Putin’s Easy Victories are All Behind Him, Any New Ones Will be Harder or Impossible, Oreshkin Says

Paul Goble

            Staunton, October 19 – Vladimir Putin finds himself “in a mousetrap where the free cheese is already eaten” and where prospects for more put him at risk at home and abroad, Dmitry Oreshkin says, a poetic way of saying that his easy victories are now behind him and that any new ones will be harder or even impossible to achieve.

            In an interview with Ukraine’s ONLINE news agency, the Russian commentator argues that “Putin’s Russia is condemned to lose to the West” both because the West’s “’soft power’” is so much greater and because the West now understands Putin and his approach far better now (

            That is why Putin has started his use of nuclear blackmail, “the only sphere” where Russia has rough parity with the West, Oreshkin continues. “Putin does not have any other levels of influence on his neighbors.

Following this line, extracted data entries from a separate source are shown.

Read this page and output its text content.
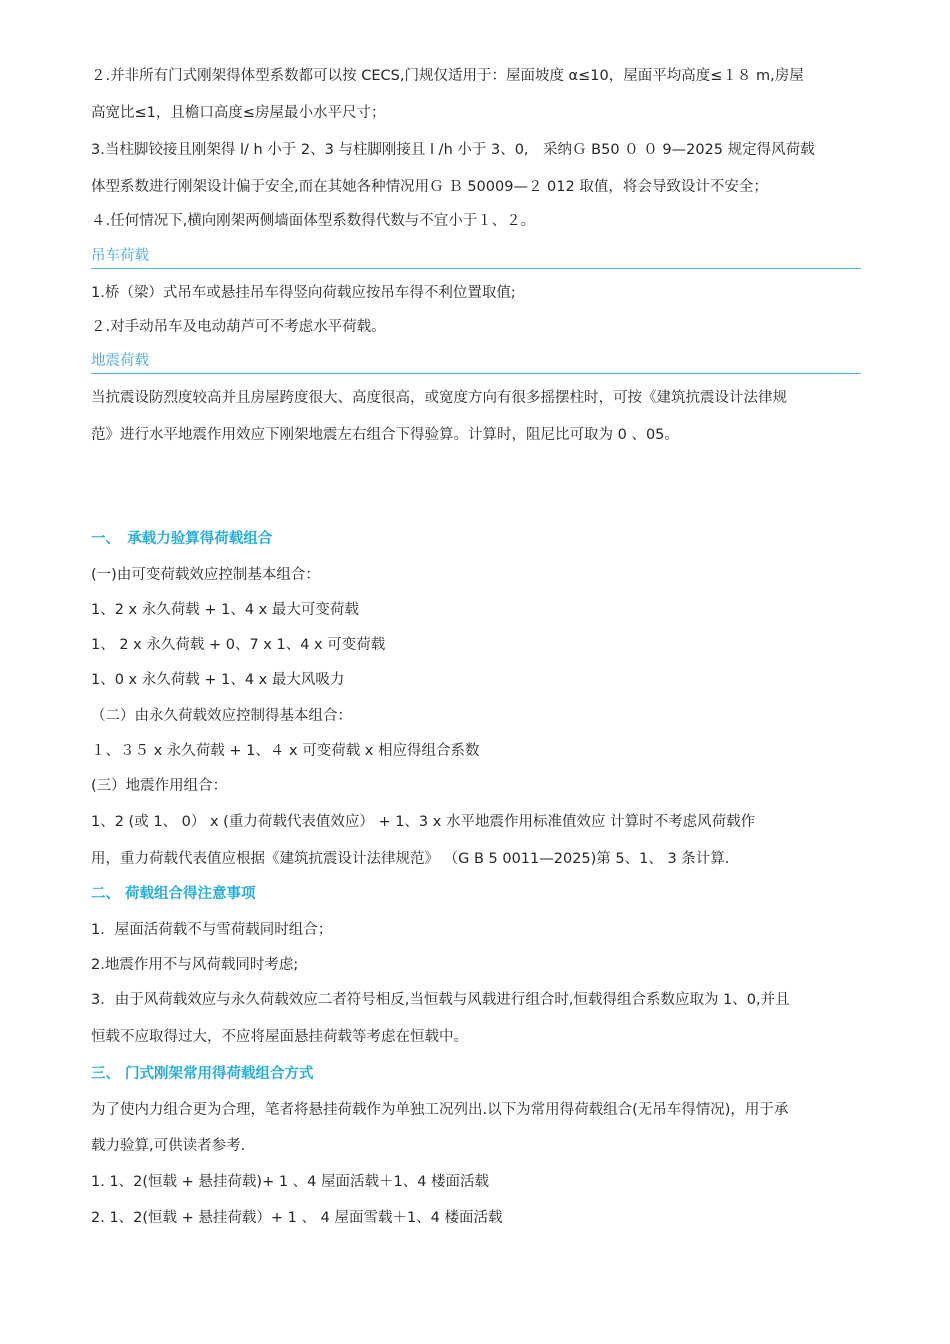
２.并非所有门式刚架得体型系数都可以按 CECS,门规仅适用于：屋面坡度 α≤10，屋面平均高度≤１８ m,房屋
高宽比≤1，且檐口高度≤房屋最小水平尺寸；
3.当柱脚铰接且刚架得 l/ h 小于 2、3 与柱脚刚接且 l /h 小于 3、0,　采纳Ｇ B50 ０ ０ 9—2025 规定得风荷载
体型系数进行刚架设计偏于安全,而在其她各种情况用Ｇ Ｂ 50009—２ 012 取值，将会导致设计不安全；
４.任何情况下,横向刚架两侧墙面体型系数得代数与不宜小于１、２。
吊车荷载
1.桥（梁）式吊车或悬挂吊车得竖向荷载应按吊车得不利位置取值;
２.对手动吊车及电动葫芦可不考虑水平荷载。
地震荷载
当抗震设防烈度较高并且房屋跨度很大、高度很高，或宽度方向有很多摇摆柱时，可按《建筑抗震设计法律规
范》进行水平地震作用效应下刚架地震左右组合下得验算。计算时，阻尼比可取为 0 、05。
一、　承载力验算得荷载组合
(一)由可变荷载效应控制基本组合：
1、2 x 永久荷载 + 1、4 x 最大可变荷载
1、 2 x 永久荷载 + 0、7 x 1、4 x 可变荷载
1、0 x 永久荷载 + 1、4 x 最大风吸力
（二）由永久荷载效应控制得基本组合：
１、３５ x 永久荷载 + 1、４ x 可变荷载 x 相应得组合系数
(三）地震作用组合：
1、2 (或 1、 0） x (重力荷载代表值效应） + 1、3 x 水平地震作用标准值效应 计算时不考虑风荷载作
用，重力荷载代表值应根据《建筑抗震设计法律规范》 （G B 5 0011—2025)第 5、1、 3 条计算.
二、 荷载组合得注意事项
1．屋面活荷载不与雪荷载同时组合；
2.地震作用不与风荷载同时考虑;
3．由于风荷载效应与永久荷载效应二者符号相反,当恒载与风载进行组合时,恒载得组合系数应取为 1、0,并且
恒载不应取得过大，不应将屋面悬挂荷载等考虑在恒载中。
三、 门式刚架常用得荷载组合方式
为了使内力组合更为合理，笔者将悬挂荷载作为单独工况列出.以下为常用得荷载组合(无吊车得情况)，用于承
载力验算,可供读者参考.
1. 1、2(恒载 + 悬挂荷载)+ 1 、4 屋面活载＋1、4 楼面活载
2. 1、2(恒载 + 悬挂荷载）+ 1 、 4 屋面雪载＋1、4 楼面活载
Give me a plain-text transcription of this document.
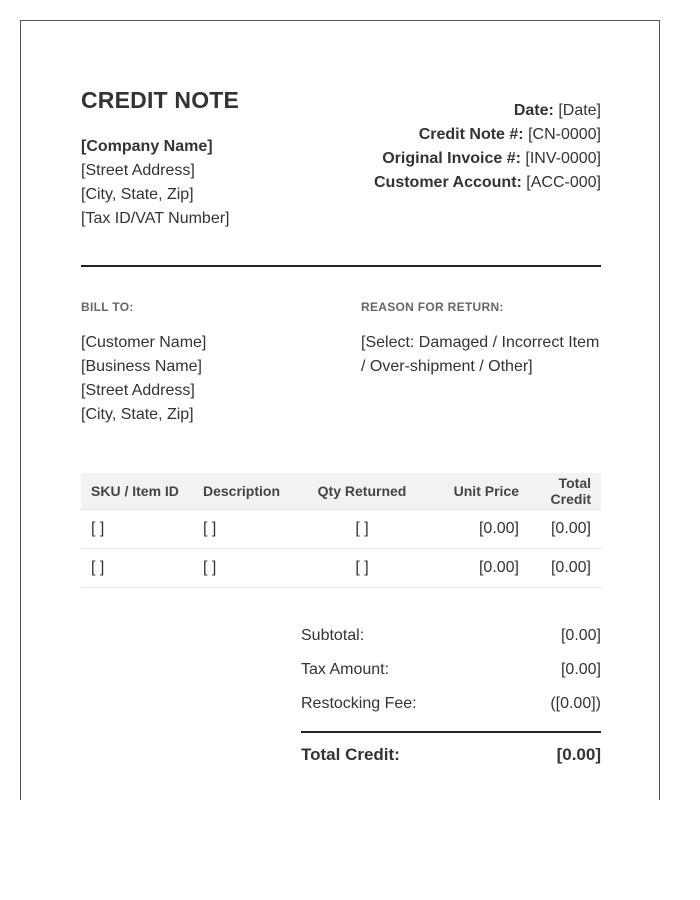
CREDIT NOTE
[Company Name]
[Street Address]
[City, State, Zip]
[Tax ID/VAT Number]
Date: [Date]
Credit Note #: [CN-0000]
Original Invoice #: [INV-0000]
Customer Account: [ACC-000]
BILL TO:	REASON FOR RETURN:
[Customer Name]
[Business Name]
[Street Address]
[City, State, Zip]
[Select: Damaged / Incorrect Item / Over-shipment / Other]
SKU / Item ID	Description	Qty Returned	Unit Price	Total Credit
[ ]	[ ]	[ ]	[0.00]	[0.00]
[ ]	[ ]	[ ]	[0.00]	[0.00]
Subtotal:	[0.00]
Tax Amount:	[0.00]
Restocking Fee:	([0.00])
Total Credit:	[0.00]
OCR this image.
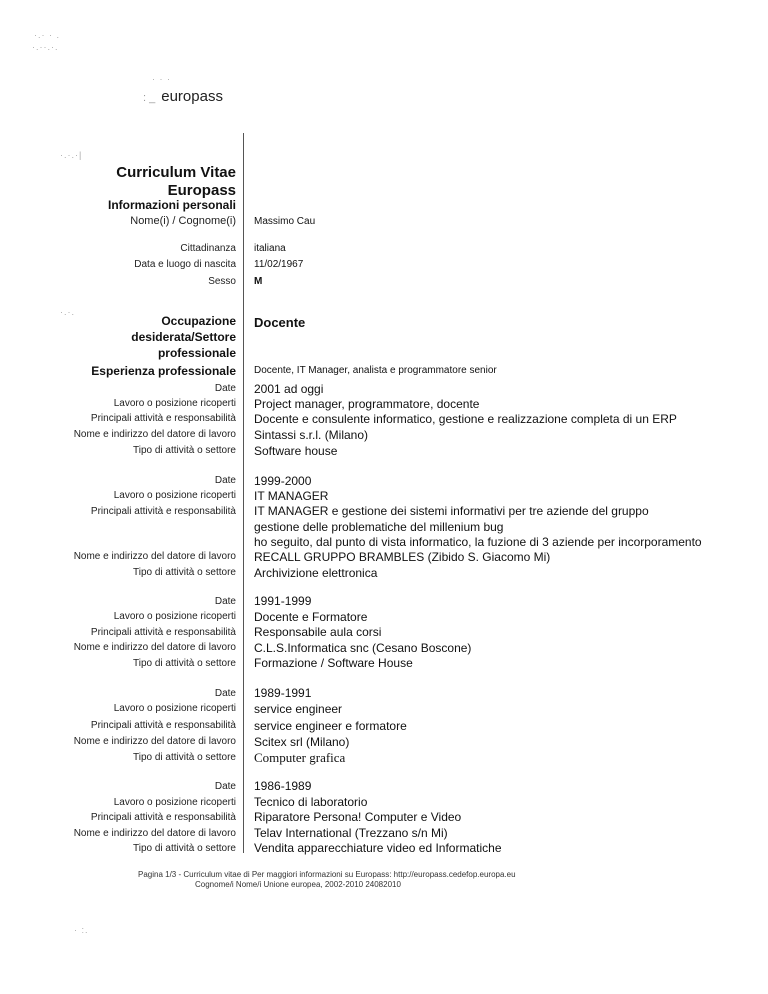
·.· · .
·.··.·.
· · ·
·.·.·|
·.·.
· :.
: _ europass
Curriculum Vitae
Europass
Informazioni personali
Nome(i) / Cognome(i) Massimo Cau
Cittadinanza italiana
Data e luogo di nascita 11/02/1967
Sesso M
Occupazione
desiderata/Settore
professionale
Docente
Esperienza professionale Docente, IT Manager, analista e programmatore senior
Date 2001 ad oggi
Lavoro o posizione ricoperti Project manager, programmatore, docente
Principali attività e responsabilità Docente e consulente informatico, gestione e realizzazione completa di un ERP
Nome e indirizzo del datore di lavoro Sintassi s.r.l. (Milano)
Tipo di attività o settore Software house
Date 1999-2000
Lavoro o posizione ricoperti IT MANAGER
Principali attività e responsabilità IT MANAGER e gestione dei sistemi informativi per tre aziende del gruppo
gestione delle problematiche del millenium bug
ho seguito, dal punto di vista informatico, la fuzione di 3 aziende per incorporamento
Nome e indirizzo del datore di lavoro RECALL GRUPPO BRAMBLES (Zibido S. Giacomo Mi)
Tipo di attività o settore Archivizione elettronica
Date 1991-1999
Lavoro o posizione ricoperti Docente e Formatore
Principali attività e responsabilità Responsabile aula corsi
Nome e indirizzo del datore di lavoro C.L.S.Informatica snc (Cesano Boscone)
Tipo di attività o settore Formazione / Software House
Date 1989-1991
Lavoro o posizione ricoperti service engineer
Principali attività e responsabilità service engineer e formatore
Nome e indirizzo del datore di lavoro Scitex srl (Milano)
Tipo di attività o settore Computer grafica
Date 1986-1989
Lavoro o posizione ricoperti Tecnico di laboratorio
Principali attività e responsabilità Riparatore Persona! Computer e Video
Nome e indirizzo del datore di lavoro Telav International (Trezzano s/n Mi)
Tipo di attività o settore Vendita apparecchiature video ed Informatiche
Pagina 1/3 - Curriculum vitae di Per maggiori informazioni su Europass: http://europass.cedefop.europa.eu
Cognome/i Nome/i Unione europea, 2002-2010 24082010
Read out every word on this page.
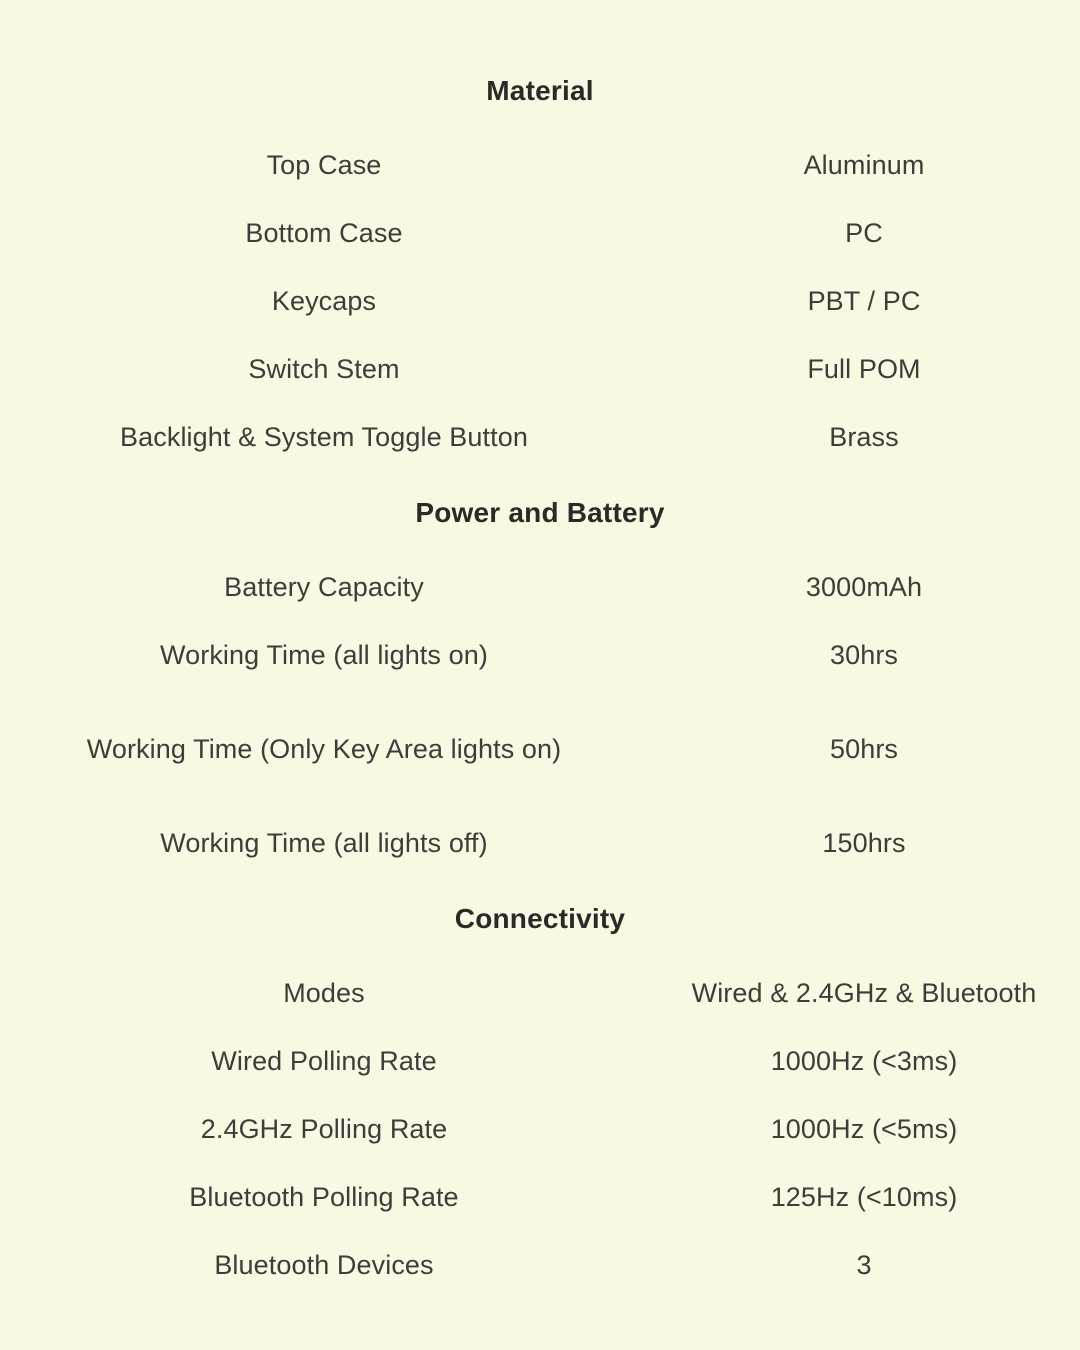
Material
Top Case	Aluminum
Bottom Case	PC
Keycaps	PBT / PC
Switch Stem	Full POM
Backlight & System Toggle Button	Brass
Power and Battery
Battery Capacity	3000mAh
Working Time (all lights on)	30hrs
Working Time (Only Key Area lights on)	50hrs
Working Time (all lights off)	150hrs
Connectivity
Modes	Wired & 2.4GHz & Bluetooth
Wired Polling Rate	1000Hz (<3ms)
2.4GHz Polling Rate	1000Hz (<5ms)
Bluetooth Polling Rate	125Hz (<10ms)
Bluetooth Devices	3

But even more, he continues to be a prisoner of the geopolitical thinking of Stalin’s time, where he who controls territory uses it. But already this is not so.”

            The use of nuclear threats works “to a certain degree.” No one wants a nuclear war, and many in the West are prepared to do many things to prevent one. But that doesn’t mean that governments in the West are ready to make concessions as a result: A few people are but most have taken Putin’s measure and are responding on that basis.

            “Now,” Oreshkin says, “Putin is in a situation in which he acts predictably and his earlier success was based on his unpredictability.” No one expected him to take Crimea, and consequently, “no one was prepared. But today even his unpredictability is predictable. Everyone understands who he is.”

            Everyone is ready for the renewal of a Russian attack in the Donbass, and everyone knows what the response will be: “lethal arms for Ukraine and a new cycle of sanctions. Putin can’t permit that,” and so he will sacrifice the LDNR just as he did Novorossiya. Moscow simply doesn’t have the funds for such actions.

            “In order to preserve his victorious image, Putin will raise the stakes.” But he cannot do so economically now that Europe and even Ukraine are no longer dependent on Russian oil and gas.  And what is most important now: Russians can see this and are becoming ever less supportive and ever more disappointed in Putin.

            Oreshkin argues that “Putin needs a victorious local war, but those have already happened in Chechnya, Georgia and Ukraine.” He isn’t going to get on in Syria, and so he lashes out at the US.  “But the Americans understand his game, and therefore they completely rationally respond boosting anti-ballistic missile defense and putting pressure on the Russian economy.
            What remains for Putin? “Only pathetic rhetoric” and playing the nuclear card. But “this policy is becoming ever more paranoid, less constructive and ever more hysterical.  People aren’t idiots,” and they are slowly but surely forgetting their enthusiasm about the annexation of Crimea.

            Could Putin attack Latvia? The answer is no. Could he expand the war in Ukraine? Again now because “everyone is ready for this.”  What can he do to “raise his rating? Only by using propaganda and buying votes in the West.”  But those who must deal with him can hardly be comfortable.

            All of Putin’s talk about nuclear war can become a self-fulfilling prophecy, Oreshkin concludes, something extraordinarily “dangerous for all countries and in the first instance for the Russian Federation itself.”